De acordo com a Aliança Cooperativa Internacional (ACI), esse princípio estabelece que qualquer pessoa pode se associar a uma cooperativa, independentemente de raça, religião, classe social ou gênero, desde que esteja disposta a assumir as responsabilidades inerentes à condição de cooperado. Em termos práticos, ninguém pode ser obrigado a ingressar em uma cooperativa — nem impedido de fazê-lo por critérios discriminatórios.
“O objetivo central é assegurar que a cooperativa seja uma organização de pessoas, e não um clube fechado ou instrumento de apropriação privada”, explica o professor Alair Freitas, coordenador do Centro de Referência em Empreendedorismo e Cooperativismo para o Desenvolvimento Sustentável da Universidade Federal de Viçosa (UFV).
Segundo o pesquisador, a adesão livre e voluntária funciona como um “filtro institucional”: evita tanto o fechamento corporativo quanto a entrada oportunista de quem busca apenas benefícios imediatos. Por isso, antes da admissão, é fundamental que os interessados conheçam claramente seus direitos, deveres e corresponsabilidades — entre eles, participar das decisões, contribuir para os resultados coletivos e respeitar os valores cooperativistas.
Raízes históricas
Os princípios do cooperativismo remontam à fundação da Sociedade Equitativa dos Pioneiros de Rochdale, criada em 1844, na Inglaterra, em meio às duras condições impostas pela Revolução Industrial. A livre admissão surgiu como contraponto às associações excludentes da época, muitas delas restritas por classe, profissão ou origem.
“Ao afirmar que qualquer pessoa poderia aderir, desde que aceitasse regras comuns e participasse de forma responsável, o cooperativismo se posicionou como alternativa democrática às estruturas econômicas excludentes do capitalismo industrial nascente”, observa Freitas.
O princípio delimita a natureza da cooperativa como associação de pessoas, e não de capitais. Associar-se é um ato voluntário, baseado na união espontânea para promover desenvolvimento econômico e social mútuo.
O princípio na prática
No Brasil, a adesão livre e voluntária é adotada por todas as cooperativas.
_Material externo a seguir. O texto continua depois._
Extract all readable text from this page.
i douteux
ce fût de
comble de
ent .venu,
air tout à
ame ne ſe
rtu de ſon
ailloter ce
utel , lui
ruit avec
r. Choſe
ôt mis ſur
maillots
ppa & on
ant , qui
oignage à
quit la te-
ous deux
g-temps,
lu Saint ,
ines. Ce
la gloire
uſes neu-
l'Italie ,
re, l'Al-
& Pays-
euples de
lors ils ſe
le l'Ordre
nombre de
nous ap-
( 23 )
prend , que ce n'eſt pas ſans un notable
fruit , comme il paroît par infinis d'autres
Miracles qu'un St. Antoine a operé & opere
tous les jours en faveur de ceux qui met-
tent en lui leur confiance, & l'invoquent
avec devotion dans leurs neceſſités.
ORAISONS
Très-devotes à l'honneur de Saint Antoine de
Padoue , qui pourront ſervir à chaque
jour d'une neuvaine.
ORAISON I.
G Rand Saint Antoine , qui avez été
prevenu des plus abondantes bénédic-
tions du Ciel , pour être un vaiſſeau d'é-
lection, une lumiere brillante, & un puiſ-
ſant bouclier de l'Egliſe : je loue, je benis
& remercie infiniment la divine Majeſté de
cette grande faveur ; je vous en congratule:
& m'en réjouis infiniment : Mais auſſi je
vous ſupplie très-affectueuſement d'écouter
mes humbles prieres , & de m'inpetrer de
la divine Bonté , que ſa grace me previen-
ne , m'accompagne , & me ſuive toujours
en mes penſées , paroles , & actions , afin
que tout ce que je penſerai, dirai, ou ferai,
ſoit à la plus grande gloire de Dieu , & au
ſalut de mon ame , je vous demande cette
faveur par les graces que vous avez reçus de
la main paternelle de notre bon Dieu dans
A C.Vale, do Paraná, é um exemplo de aplicação concreta dessa diretriz. “Esse princípio é o pilar do nosso modelo de negócios, porque dele dependem todos os demais”, afirma Mirna Klein Furio, gerente da Assessoria de Qualidade e Comunicação da cooperativa.
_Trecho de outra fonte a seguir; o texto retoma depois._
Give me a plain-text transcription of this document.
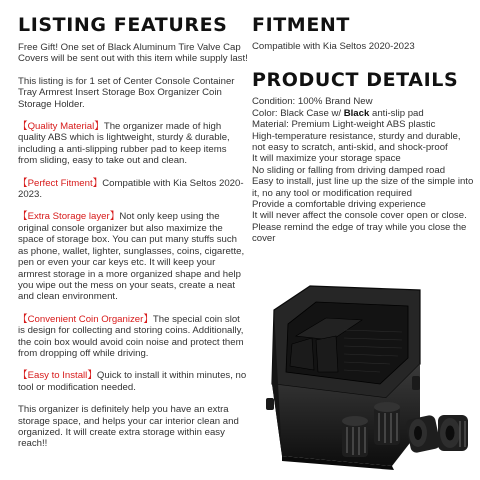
LISTING FEATURES

Free Gift! One set of Black Aluminum Tire Valve Cap Covers will be sent out with this item while supply last!

This listing is for 1 set of Center Console Container Tray Armrest Insert Storage Box Organizer Coin Storage Holder.

【Quality Material】The organizer made of high quality ABS which is lightweight, sturdy & durable, including a anti-slipping rubber pad to keep items from sliding, easy to take out and clean.

【Perfect Fitment】Compatible with Kia Seltos 2020-2023.

【Extra Storage layer】Not only keep using the original console organizer but also maximize the space of storage box. You can put many stuffs such as phone, wallet, lighter, sunglasses, coins, cigarette, pen or even your car keys etc. It will keep your armrest storage in a more organized shape and help you wipe out the mess on your seats, create a neat and clean environment.

【Convenient Coin Organizer】The special coin slot is design for collecting and storing coins. Additionally, the coin box would avoid coin noise and protect them from dropping off while driving.

【Easy to Install】Quick to install it within minutes, no tool or modification needed.

This organizer is definitely help you have an extra storage space, and helps your car interior clean and organized. It will create extra storage within easy reach!!

FITMENT

Compatible with Kia Seltos 2020-2023

PRODUCT DETAILS
Condition: 100% Brand New
Color: Black Case w/ Black anti-slip pad
Material: Premium Light-weight ABS plastic
High-temperature resistance, sturdy and durable, not easy to scratch, anti-skid, and shock-proof
It will maximize your storage space
No sliding or falling from driving damped road
Easy to install, just line up the size of the simple into it, no any tool or modification required
Provide a comfortable driving experience
It will never affect the console cover open or close. Please remind the edge of tray while you close the cover
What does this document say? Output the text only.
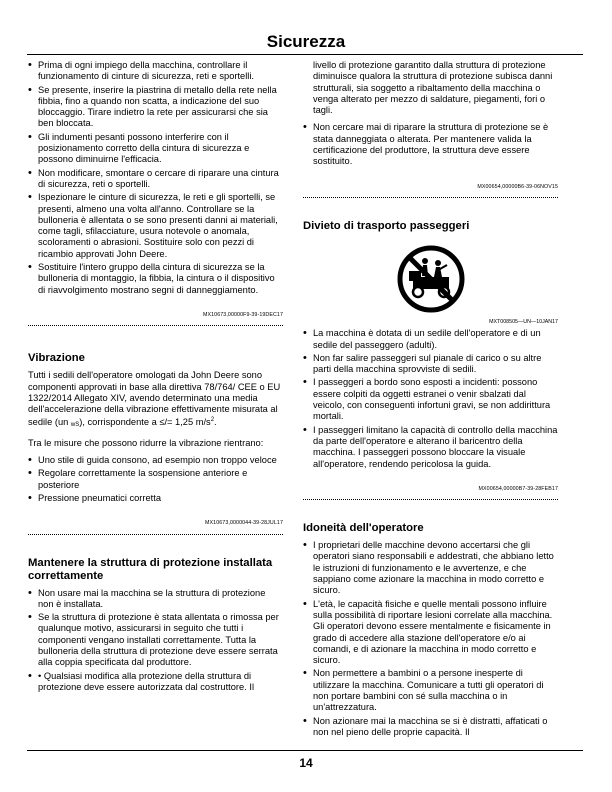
Sicurezza
• Prima di ogni impiego della macchina, controllare il funzionamento di cinture di sicurezza, reti e sportelli.
• Se presente, inserire la piastrina di metallo della rete nella fibbia, fino a quando non scatta, a indicazione del suo bloccaggio. Tirare indietro la rete per assicurarsi che sia ben bloccata.
• Gli indumenti pesanti possono interferire con il posizionamento corretto della cintura di sicurezza e possono diminuirne l'efficacia.
• Non modificare, smontare o cercare di riparare una cintura di sicurezza, reti o sportelli.
• Ispezionare le cinture di sicurezza, le reti e gli sportelli, se presenti, almeno una volta all'anno. Controllare se la bulloneria è allentata o se sono presenti danni ai materiali, come tagli, sfilacciature, usura notevole o anomala, scoloramenti o abrasioni. Sostituire solo con pezzi di ricambio approvati John Deere.
• Sostituire l'intero gruppo della cintura di sicurezza se la bulloneria di montaggio, la fibbia, la cintura o il dispositivo di riavvolgimento mostrano segni di danneggiamento.
MX10673,00000F9-39-19DEC17
Vibrazione

Tutti i sedili dell'operatore omologati da John Deere sono componenti approvati in base alla direttiva 78/764/ CEE o EU 1322/2014 Allegato XIV, avendo determinato una media dell'accelerazione della vibrazione effettivamente misurata al sedile (un $_{wS}$), corrispondente a ≤/= 1,25 $m/s^2$.

Tra le misure che possono ridurre la vibrazione rientrano:

• Uno stile di guida consono, ad esempio non troppo veloce
• Regolare correttamente la sospensione anteriore e posteriore
• Pressione pneumatici corretta
MX10673,0000044-39-28JUL17
Mantenere la struttura di protezione installata correttamente
• Non usare mai la macchina se la struttura di protezione non è installata.
• Se la struttura di protezione è stata allentata o rimossa per qualunque motivo, assicurarsi in seguito che tutti i componenti vengano installati correttamente. Tutta la bulloneria della struttura di protezione deve essere serrata alla coppia specificata dal produttore.
• • Qualsiasi modifica alla protezione della struttura di protezione deve essere autorizzata dal costruttore. Il

livello di protezione garantito dalla struttura di protezione diminuisce qualora la struttura di protezione subisca danni strutturali, sia soggetto a ribaltamento della macchina o venga alterato per mezzo di saldature, piegamenti, fori o tagli.

• Non cercare mai di riparare la struttura di protezione se è stata danneggiata o alterata. Per mantenere valida la certificazione del produttore, la struttura deve essere sostituito.
MX00654,00000B6-39-06NOV15
Divieto di trasporto passeggeri
MXT008505—UN—10JAN17
• La macchina è dotata di un sedile dell'operatore e di un sedile del passeggero (adulti).
• Non far salire passeggeri sul pianale di carico o su altre parti della macchina sprovviste di sedili.
• I passeggeri a bordo sono esposti a incidenti: possono essere colpiti da oggetti estranei o venir sbalzati dal veicolo, con conseguenti infortuni gravi, se non addirittura mortali.
• I passeggeri limitano la capacità di controllo della macchina da parte dell'operatore e alterano il baricentro della macchina. I passeggeri possono bloccare la visuale all'operatore, rendendo pericolosa la guida.
MX00654,00000B7-39-28FEB17
Idoneità dell'operatore
• I proprietari delle macchine devono accertarsi che gli operatori siano responsabili e addestrati, che abbiano letto le istruzioni di funzionamento e le avvertenze, e che sappiano come azionare la macchina in modo corretto e sicuro.
• L'età, le capacità fisiche e quelle mentali possono influire sulla possibilità di riportare lesioni correlate alla macchina. Gli operatori devono essere mentalmente e fisicamente in grado di accedere alla stazione dell'operatore e/o ai comandi, e di azionare la macchina in modo corretto e sicuro.
• Non permettere a bambini o a persone inesperte di utilizzare la macchina. Comunicare a tutti gli operatori di non portare bambini con sé sulla macchina o in un'attrezzatura.
• Non azionare mai la macchina se si è distratti, affaticati o non nel pieno delle proprie capacità. Il
14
Segundo ela, as portas estão abertas a qualquer produtor interessado em cooperar para crescer, independentemente do porte da propriedade ou da renda. “Todos têm o mesmo direito de se associar e participar”, ressalta.
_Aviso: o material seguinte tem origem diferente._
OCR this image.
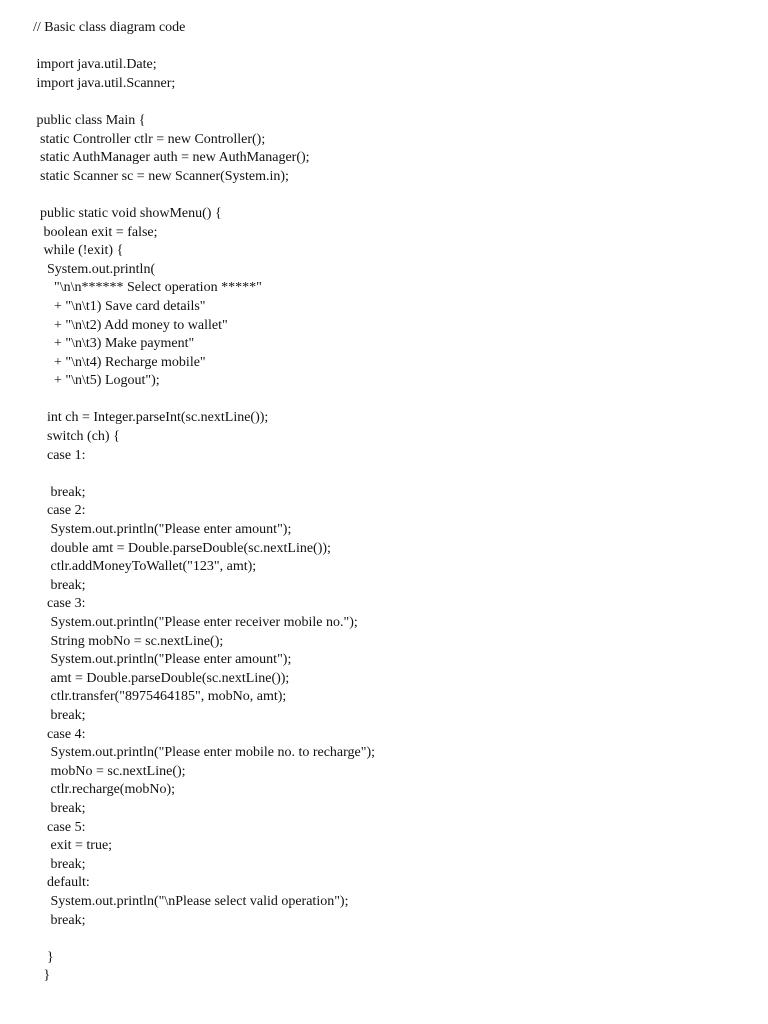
// Basic class diagram code
import java.util.Date;
import java.util.Scanner;
public class Main {
static Controller ctlr = new Controller();
static AuthManager auth = new AuthManager();
static Scanner sc = new Scanner(System.in);
public static void showMenu() {
boolean exit = false;
while (!exit) {
System.out.println(
"\n\n****** Select operation *****"
+ "\n\t1) Save card details"
+ "\n\t2) Add money to wallet"
+ "\n\t3) Make payment"
+ "\n\t4) Recharge mobile"
+ "\n\t5) Logout");
int ch = Integer.parseInt(sc.nextLine());
switch (ch) {
case 1:
break;
case 2:
System.out.println("Please enter amount");
double amt = Double.parseDouble(sc.nextLine());
ctlr.addMoneyToWallet("123", amt);
break;
case 3:
System.out.println("Please enter receiver mobile no.");
String mobNo = sc.nextLine();
System.out.println("Please enter amount");
amt = Double.parseDouble(sc.nextLine());
ctlr.transfer("8975464185", mobNo, amt);
break;
case 4:
System.out.println("Please enter mobile no. to recharge");
mobNo = sc.nextLine();
ctlr.recharge(mobNo);
break;
case 5:
exit = true;
break;
default:
System.out.println("\nPlease select valid operation");
break;
}
}
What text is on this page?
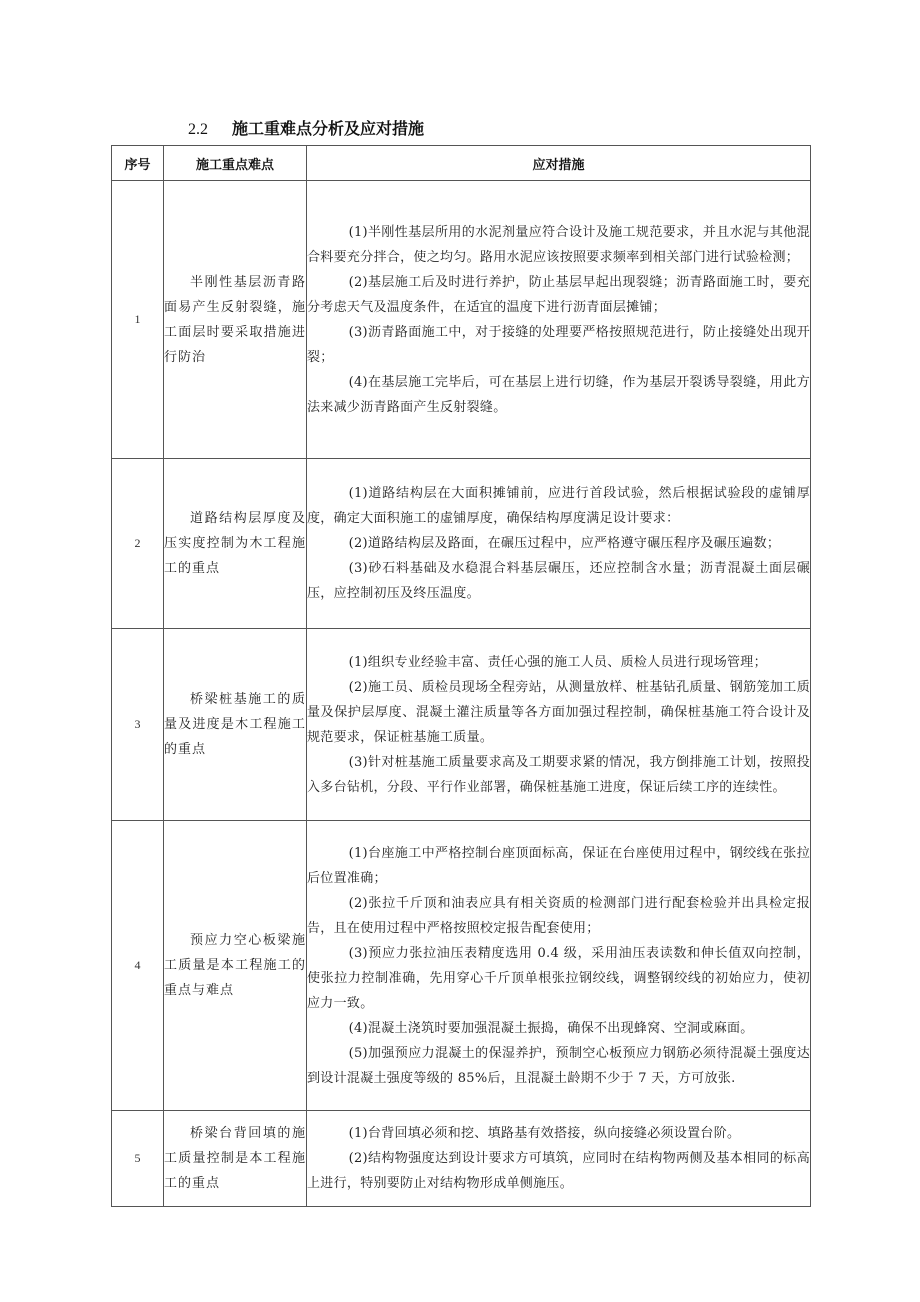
2.2 施工重难点分析及应对措施
序号	施工重点难点	应对措施
1	半刚性基层沥青路面易产生反射裂缝，施工面层时要采取措施进行防治	(1)半刚性基层所用的水泥剂量应符合设计及施工规范要求，并且水泥与其他混合料要充分拌合，使之均匀。路用水泥应该按照要求频率到相关部门进行试验检测；

(2)基层施工后及时进行养护，防止基层早起出现裂缝；沥青路面施工时，要充分考虑天气及温度条件，在适宜的温度下进行沥青面层摊铺；

(3)沥青路面施工中，对于接缝的处理要严格按照规范进行，防止接缝处出现开裂；

(4)在基层施工完毕后，可在基层上进行切缝，作为基层开裂诱导裂缝，用此方法来减少沥青路面产生反射裂缝。

2	道路结构层厚度及压实度控制为木工程施工的重点	(1)道路结构层在大面积摊铺前，应进行首段试验，然后根据试验段的虚铺厚度，确定大面积施工的虚铺厚度，确保结构厚度满足设计要求：

(2)道路结构层及路面，在碾压过程中，应严格遵守碾压程序及碾压遍数；

(3)砂石料基础及水稳混合料基层碾压，还应控制含水量；沥青混凝土面层碾压，应控制初压及终压温度。

3	桥梁桩基施工的质量及进度是木工程施工的重点	(1)组织专业经验丰富、责任心强的施工人员、质检人员进行现场管理；

(2)施工员、质检员现场全程旁站，从测量放样、桩基钻孔质量、钢筋笼加工质量及保护层厚度、混凝土灌注质量等各方面加强过程控制，确保桩基施工符合设计及规范要求，保证桩基施工质量。

(3)针对桩基施工质量要求高及工期要求紧的情况，我方倒排施工计划，按照投入多台钻机，分段、平行作业部署，确保桩基施工进度，保证后续工序的连续性。

4	预应力空心板梁施工质量是本工程施工的重点与难点	(1)台座施工中严格控制台座顶面标高，保证在台座使用过程中，钢绞线在张拉后位置准确；

(2)张拉千斤顶和油表应具有相关资质的检测部门进行配套检验并出具检定报告，且在使用过程中严格按照校定报告配套使用；

(3)预应力张拉油压表精度选用 0.4 级，采用油压表读数和伸长值双向控制，使张拉力控制准确，先用穿心千斤顶单根张拉钢绞线，调整钢绞线的初始应力，使初应力一致。

(4)混凝土浇筑时要加强混凝土振捣，确保不出现蜂窝、空洞或麻面。

(5)加强预应力混凝土的保湿养护，预制空心板预应力钢筋必须待混凝土强度达到设计混凝土强度等级的 85%后，且混凝土龄期不少于 7 天，方可放张.

5	桥梁台背回填的施工质量控制是本工程施工的重点	(1)台背回填必须和挖、填路基有效搭接，纵向接缝必须设置台阶。

(2)结构物强度达到设计要求方可填筑，应同时在结构物两侧及基本相同的标高上进行，特别要防止对结构物形成单侧施压。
Para fortalecer essa base, a cooperativa investe em formação contínua sobre os sete princípios, além de promover dias de campo, seminários, cursos e ações de conscientização ambiental. A estratégia inclui ainda programas voltados às novas gerações, como o Cooperjúnior e o Cooperjovem, que estimulam a sucessão familiar e o entendimento de que o cooperativismo é sempre uma escolha — nunca uma imposição.
Mirna destaca que os princípios garantem padrões éticos comuns às cooperativas no Brasil e no mundo, funcionando como referência de identidade. Para o professor Alair Freitas, eles também são instrumentos práticos de pertencimento e participação, essenciais para reduzir assimetrias internas e fortalecer transparência e sustentabilidade.
“Cooperativas que desejam fortalecer sua cultura precisam tratar a educação como estratégia permanente, não episódica. É preciso conectar princípios, gestão, mercado e a realidade dos cooperados no dia a dia”, conclui o pesquisador.